The comparison between the DAC and no-DAC versions isn't clean enough to declare one categorically superior. They're solving for different clinical priorities. The no-DAC version preserves the pulsatile architecture of physiological GH release, requires frequent dosing, and produces GH peaks that return to baseline between injections — closer to what a normally functioning GH axis looks like. The DAC version produces sustained GH/IGF-1 elevation, requires infrequent dosing, and generates a hormonal environment that resembles exogenous HGH more than it resembles endogenous physiology. Those aren't the same trade-off for everyone. A 65-year-old whose recovery and body composition concerns drive the conversation might weigh convenience and sustained anabolism differently than a 40-year-old who is primarily interested in sleep quality and wants to stay as close to physiological patterns as possible.

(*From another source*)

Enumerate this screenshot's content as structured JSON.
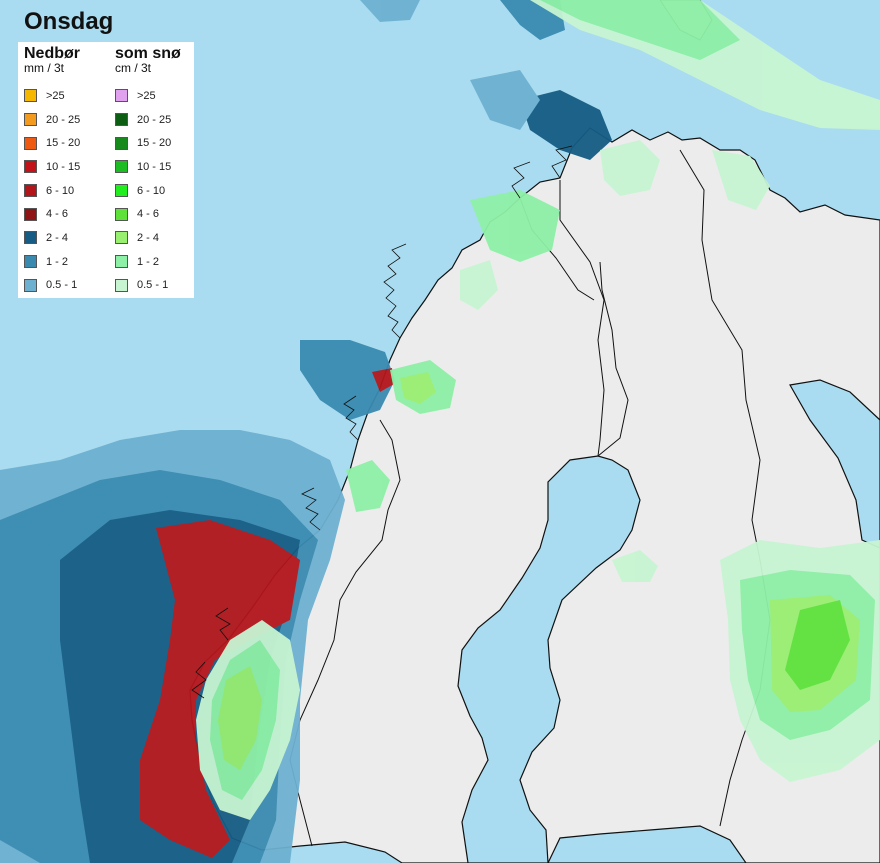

What neither version is, it bears repeating, is an FDA-approved compound. Both exist in the compounding and research space. Both require a prescribing provider, baseline labs, and ongoing monitoring. The mechanistic case for the DAC version is well-supported, the clinical data is more developed than for many peptides in this category, and the practical convenience is real. The sustained GH/IGF-1 profile is also genuinely different from pulsatile protocols in ways that have real metabolic implications. Those implications don't disappear because the compound is used in a clinical context rather than a performance-enhancement context. They're the terms of the trade-off, and they're worth understanding clearly before making a decision about which version, if either, belongs in a given person's protocol.

Frequently asked

How does the DAC modification extend half-life?+
A maleimidopropionic acid-lysine moiety forms a covalent bond with cysteine-34 on serum albumin, so the peptide rides albumin and resists clearance, extending the effective half-life to about 6-8 days.
What are the trade-offs of the sustained GH/IGF-1 profile?+
Sustained, non-pulsatile elevation resembles exogenous HGH and can impair glucose handling, cause fluid retention, and theoretically downregulate GH receptors — risks that warrant monitoring of IGF-1, glucose, and blood pressure.
Is CJC-1295 with DAC FDA-approved?+
No. It has more published clinical data than many peptides in this category but was not developed to an approved indication; it requires a prescribing provider, baseline labs, and ongoing monitoring.